Милан
Воздух потрескивал от жары. Я одёрнул руку от раскалённой дверной ручки отеля и решительно распахнул дверь на улицу ногой. Мне не требовалось и секунды на раздумья по поводу места своего обеда, которого я ждал вот уже третью неделю, находясь в этом путешествии. Целью моего вечного паломничества был старый миланский ресторанчик «Санта-Лючия», спрятанный в переулках величественного собора Дуомо, наверное, одного из самых красивых готических костров мира. Я обожал его мрамор, материал, способный в разное время дня менять свой оттенок: утром - янтарный, днём - кипенно-белый, а вечером - самый красивый, нежно-розовый, на фоне которого даже миланские карманники становились приятными людьми. Я стоял, облокотившись на парапет, не в силах отвести взгляд от этого шедевра, и улыбался. Жара висела невыносимая, а в желудке урчало. В какой-то момент я забыл, что шёл на обед, переключившись на собор, но вовремя спохватился, поспешив за стол.
Мне казалось, что в Италии, если официант поступил на работу лет в сорок, он останется на посту до самой смерти. Так, видимо, было и в «Санта-Лючии», ведь, когда я, урча животом, зашёл в зал, то встретил там знакомых, слегка постаревших мужчин-официантов, если, конечно, такое можно сказать про итальянцев.

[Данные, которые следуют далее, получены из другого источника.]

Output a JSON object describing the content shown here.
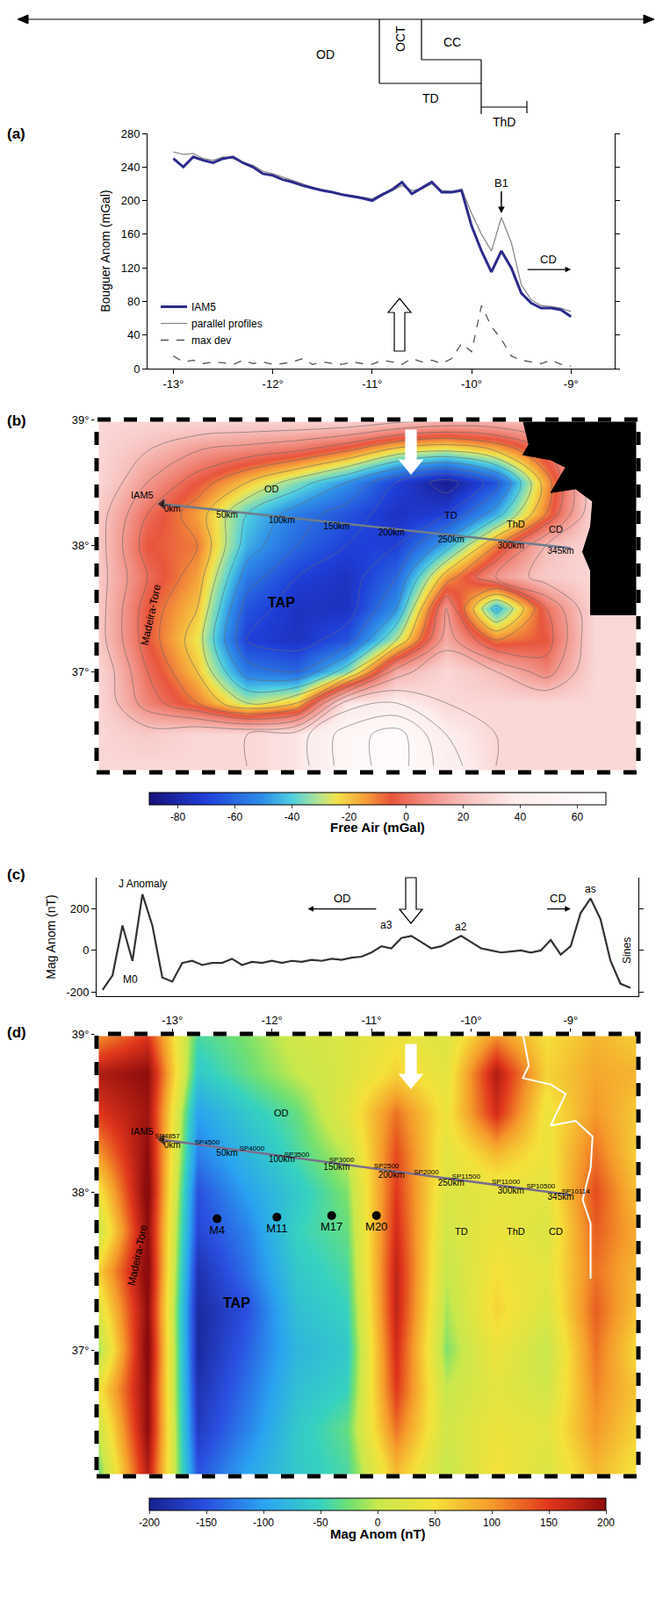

Мне кажется, они в любом возрасте выглядят роскошно и, не давая рукам отдыхать, живут исключительно в превосходной степени, пускай и со своими мамами. Они никуда не спешат, очень любят вино и футбол и иногда выходят на работу в основном для того, чтобы покурить с коллегами, пофлиртовать с клиентками и между делом немного заработать денег, продолжая в душе наслаждаться жизнью, ежедневно купаясь в собственном дольче фар ниенте.
Это был богатый Милан. Я сидел в «Санта-Лючии», сырая спина от рюкзака сладко ныла, а голод, сорвавшись с цепи, требовал еды. Я отобедал чем бог послал, а послал он мне: большую тарелку мясистых колец ароматных розовых помидоров, украшенных в центре пузатой квашнёй бурраты, рассечённой крест-накрест и щедро политой зеленоватым, наверное, лучшим на планете оливковым маслом со снежинками чёрного перца. Лучшие части заботливо разделанной для меня камбалы с тем же богоподобным маслицем казались поющими, когда я её ел. И в финале официант торжественно вынес дымящуюся тарелку макарон, идеально пропитанных соком ракушек вонголе, припущенных на масле оливы и густо посыпанных свежей петрушкой.
Это был множественный оргазм такой силы, что нога ещё минут тридцать тряслась от удовольствия, а всё небо надо мной покрылось алмазами. Я готов был обнять весь Милан, радоваться и кричать во всё горло, как сумасшедший, но, оглядевшись вокруг, не увидел ни одной похожей эмоции. Все спокойно ели, мило общались и, казалось, никого не замечали, кроме друг друга. Удивительные, конечно, люди - итальянцы! Совершенно потрясающая нация, которой с молоком матери привили любовь к идеальной жизни. Они растут среди вечных творений; их соотечественники - Данте, Поллайоло, Брунеллески, Боттичелли. У них есть Флоренция, холмы Тосканы, хорошая кожа и кашемир, а ещё искусство жить, взапой наслаждаясь обычной жизнью, превращая рутину в праздник. Вечный праздник, который всегда с ними. Я влюбился в Италию в свой первый приезд, люблю её сейчас и, наверное, буду любить её всегда, какой бы она ни была.